Questions regarding "So, you want to setup a good electrical system in your camper?"

Yes, the 10ga is still energized. I think the possibility of the 6ga becoming de-energized is sufficiently low I'm not worried about it. It'd be very easy to disconnect the 10ga if were concerned.
 
Sounds like the only reason for the ground wire to the metal frame is to avoid an ungrounded metal structure that could possibly pick up some charge from static electricity etc. I'd leave it grounded with the wire that it has and quit worrying about it.

If you have the charging wire functional in a 7 pin trailer electrical connector those are usually on a relay that gets energized with the IGN circuit, so can use that pin to trigger whatever it is that you need a IGN trigger for. If that is the current means for charging the camper battery then I would disable it and use that wire strictly for the IGN sense wire. Likely should test this before committing.

I bolted the Anderson connector to the bed's interior sidewall. With the camper lifted a couple inches up out of the bed I can reach in over the bed rail and connect or disconnect it depending one which way the camper is going. I was able to snake the 6 ga. cables up thru a series of openings in the bed so I did not need to cut any holes for them. Not all beds are built that way, we got lucky.
 
Bit of an old thread, but doing some reading in preparation for building out an ATC shell. Vic - could you explain why recommend running a negative wire back to the truck alternator (or battery?) rather than simply grounding to a truck ground point? I have a ground wire connection on my frame near the corner of the bed, which is where I grounded the electrical system in my previous camper with no issues. Thanks!
 
I'm not Vic, but the reason that I did it, with the same gauge cable as the '+', is Voltage Drop. This was well before DC-DC converters that could handle 30-50 amps were under $1000. A seemingly minor voltage drop will have a big impact on alternator charging of the camper battery. Even a 3% Voltage Drop takes a 13.6 VDC alternator output down to 13.2 VDC, which is going to be a very slow charge.

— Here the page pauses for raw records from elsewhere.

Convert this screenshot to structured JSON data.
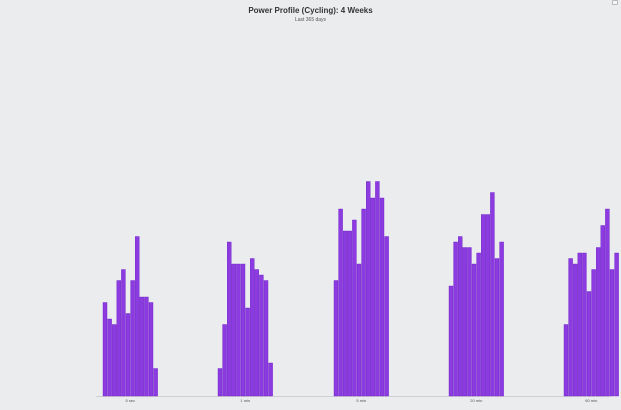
{
  "chart_data": {
    "type": "bar",
    "title": "Power Profile (Cycling): 4 Weeks",
    "subtitle": "Last 365 days",
    "categories": [
      "5 sec",
      "1 min",
      "5 min",
      "20 min",
      "60 min"
    ],
    "ylim": [
      0,
      40
    ],
    "grid": false,
    "legend": "none",
    "colors": {
      "bar": "#8b3bdf",
      "bar_edge": "#6f22c6",
      "background": "#ebecee",
      "axis": "#cfd0d3"
    },
    "groups": [
      {
        "category": "5 sec",
        "values": [
          17,
          14,
          13,
          21,
          23,
          15,
          21,
          29,
          18,
          18,
          17,
          5
        ]
      },
      {
        "category": "1 min",
        "values": [
          5,
          13,
          28,
          24,
          24,
          24,
          16,
          25,
          23,
          22,
          21,
          6
        ]
      },
      {
        "category": "5 min",
        "values": [
          21,
          34,
          30,
          30,
          32,
          24,
          34,
          39,
          36,
          39,
          36,
          29
        ]
      },
      {
        "category": "20 min",
        "values": [
          20,
          28,
          29,
          27,
          27,
          24,
          26,
          33,
          33,
          37,
          25,
          28
        ]
      },
      {
        "category": "60 min",
        "values": [
          13,
          25,
          24,
          26,
          26,
          19,
          23,
          27,
          31,
          34,
          23,
          26
        ]
      }
    ]
  },
  "toolbar": {
    "export_icon": "menu-icon"
  }
}
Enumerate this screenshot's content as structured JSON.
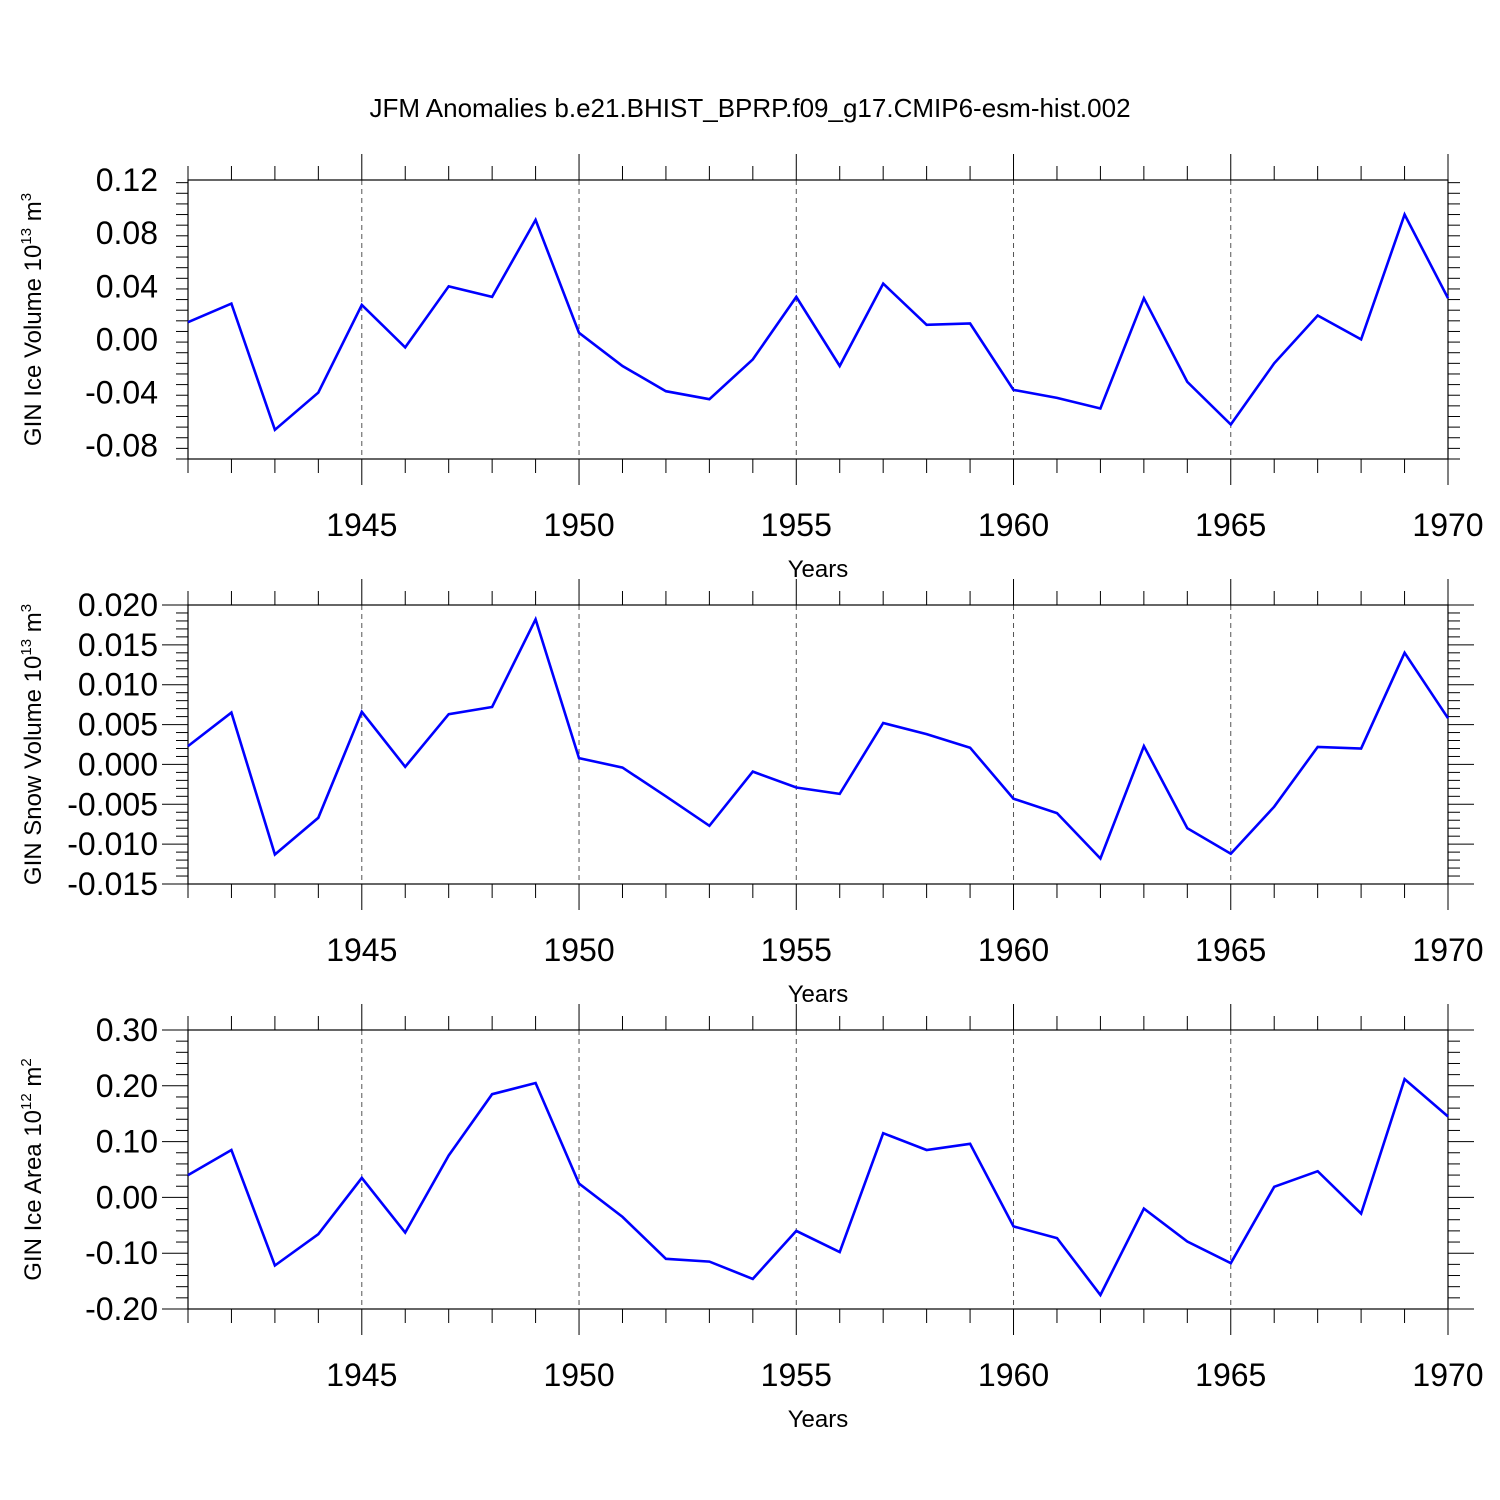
{
  "title": "JFM Anomalies b.e21.BHIST_BPRP.f09_g17.CMIP6-esm-hist.002",
  "colors": {
    "series": "#0000ff",
    "axes": "#000000",
    "grid": "#555555"
  },
  "chart_data": [
    {
      "type": "line",
      "xlabel": "Years",
      "ylabel": {
        "text": "GIN Ice Volume 10",
        "exp": "13",
        "unit": " m",
        "unit_exp": "3"
      },
      "xlim": [
        1941,
        1970
      ],
      "ylim": [
        -0.09,
        0.12
      ],
      "yticks": [
        0.12,
        0.08,
        0.04,
        0.0,
        -0.04,
        -0.08
      ],
      "ytick_labels": [
        "0.12",
        "0.08",
        "0.04",
        "0.00",
        "-0.04",
        "-0.08"
      ],
      "xticks": [
        1945,
        1950,
        1955,
        1960,
        1965,
        1970
      ],
      "xtick_labels": [
        "1945",
        "1950",
        "1955",
        "1960",
        "1965",
        "1970"
      ],
      "grid": "vertical dashed at major x ticks",
      "x": [
        1941,
        1942,
        1943,
        1944,
        1945,
        1946,
        1947,
        1948,
        1949,
        1950,
        1951,
        1952,
        1953,
        1954,
        1955,
        1956,
        1957,
        1958,
        1959,
        1960,
        1961,
        1962,
        1963,
        1964,
        1965,
        1966,
        1967,
        1968,
        1969,
        1970
      ],
      "y": [
        0.013,
        0.027,
        -0.068,
        -0.04,
        0.026,
        -0.006,
        0.04,
        0.032,
        0.09,
        0.005,
        -0.02,
        -0.039,
        -0.045,
        -0.015,
        0.032,
        -0.02,
        0.042,
        0.011,
        0.012,
        -0.038,
        -0.044,
        -0.052,
        0.031,
        -0.032,
        -0.064,
        -0.018,
        0.018,
        0.0,
        0.094,
        0.031
      ]
    },
    {
      "type": "line",
      "xlabel": "Years",
      "ylabel": {
        "text": "GIN Snow Volume 10",
        "exp": "13",
        "unit": " m",
        "unit_exp": "3"
      },
      "xlim": [
        1941,
        1970
      ],
      "ylim": [
        -0.015,
        0.02
      ],
      "yticks": [
        0.02,
        0.015,
        0.01,
        0.005,
        0.0,
        -0.005,
        -0.01,
        -0.015
      ],
      "ytick_labels": [
        "0.020",
        "0.015",
        "0.010",
        "0.005",
        "0.000",
        "-0.005",
        "-0.010",
        "-0.015"
      ],
      "xticks": [
        1945,
        1950,
        1955,
        1960,
        1965,
        1970
      ],
      "xtick_labels": [
        "1945",
        "1950",
        "1955",
        "1960",
        "1965",
        "1970"
      ],
      "grid": "vertical dashed at major x ticks",
      "x": [
        1941,
        1942,
        1943,
        1944,
        1945,
        1946,
        1947,
        1948,
        1949,
        1950,
        1951,
        1952,
        1953,
        1954,
        1955,
        1956,
        1957,
        1958,
        1959,
        1960,
        1961,
        1962,
        1963,
        1964,
        1965,
        1966,
        1967,
        1968,
        1969,
        1970
      ],
      "y": [
        0.0023,
        0.0065,
        -0.0113,
        -0.0067,
        0.0066,
        -0.0003,
        0.0063,
        0.0072,
        0.0182,
        0.0008,
        -0.0004,
        -0.004,
        -0.0077,
        -0.0009,
        -0.0029,
        -0.0037,
        0.0052,
        0.0038,
        0.0021,
        -0.0043,
        -0.0061,
        -0.0118,
        0.0023,
        -0.008,
        -0.0112,
        -0.0053,
        0.0022,
        0.002,
        0.014,
        0.0058
      ]
    },
    {
      "type": "line",
      "xlabel": "Years",
      "ylabel": {
        "text": "GIN Ice Area 10",
        "exp": "12",
        "unit": " m",
        "unit_exp": "2"
      },
      "xlim": [
        1941,
        1970
      ],
      "ylim": [
        -0.2,
        0.3
      ],
      "yticks": [
        0.3,
        0.2,
        0.1,
        0.0,
        -0.1,
        -0.2
      ],
      "ytick_labels": [
        "0.30",
        "0.20",
        "0.10",
        "0.00",
        "-0.10",
        "-0.20"
      ],
      "xticks": [
        1945,
        1950,
        1955,
        1960,
        1965,
        1970
      ],
      "xtick_labels": [
        "1945",
        "1950",
        "1955",
        "1960",
        "1965",
        "1970"
      ],
      "grid": "vertical dashed at major x ticks",
      "x": [
        1941,
        1942,
        1943,
        1944,
        1945,
        1946,
        1947,
        1948,
        1949,
        1950,
        1951,
        1952,
        1953,
        1954,
        1955,
        1956,
        1957,
        1958,
        1959,
        1960,
        1961,
        1962,
        1963,
        1964,
        1965,
        1966,
        1967,
        1968,
        1969,
        1970
      ],
      "y": [
        0.04,
        0.085,
        -0.122,
        -0.066,
        0.035,
        -0.063,
        0.075,
        0.185,
        0.205,
        0.025,
        -0.035,
        -0.11,
        -0.115,
        -0.146,
        -0.06,
        -0.098,
        0.115,
        0.085,
        0.096,
        -0.052,
        -0.073,
        -0.175,
        -0.02,
        -0.079,
        -0.118,
        0.019,
        0.047,
        -0.029,
        0.212,
        0.145
      ]
    }
  ]
}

Use the Resources page at ancorproducts.com to figure out what size cable you need to use. It is crucial that you use the entire length of the charging circuit which includes the ground path, not just the one-way trip, for the length.
 
Good question.
why recommend running a negative wire back to the truck alternator (or battery?) rather than simply grounding to a truck ground point?
When I first recommended that, I was thinking mostly of problems that bad grounds could cause in terms of efficiency. Never mind the fun of troubleshooting ground loops. Now I am mostly thinking in terms of safety. If the main ground fails for some reason, then the current that would normally go through it is now going to go through some other ground. Likely a left-over trailer plug connection, which is likely going to be 14AWG wire.
 
Is a total rewire of the internal camper required to 6AWG? Or could you just wire 6AWG from the truck battery to the DCDC charger (taking place of the stock seablue ACR) current camper has the Atwood trolling motor plug so I assume that should be swapped for Anderson power pole?
 
Is a total rewire of the internal camper required to 6AWG? Or could you just wire 6AWG from the truck battery to the DCDC charger (taking place of the stock seablue ACR) current camper has the Atwood trolling motor plug so I assume that should be swapped for Anderson power pole
Is it required? No. But size your breaker for the smallest gauge of wire along the whole path.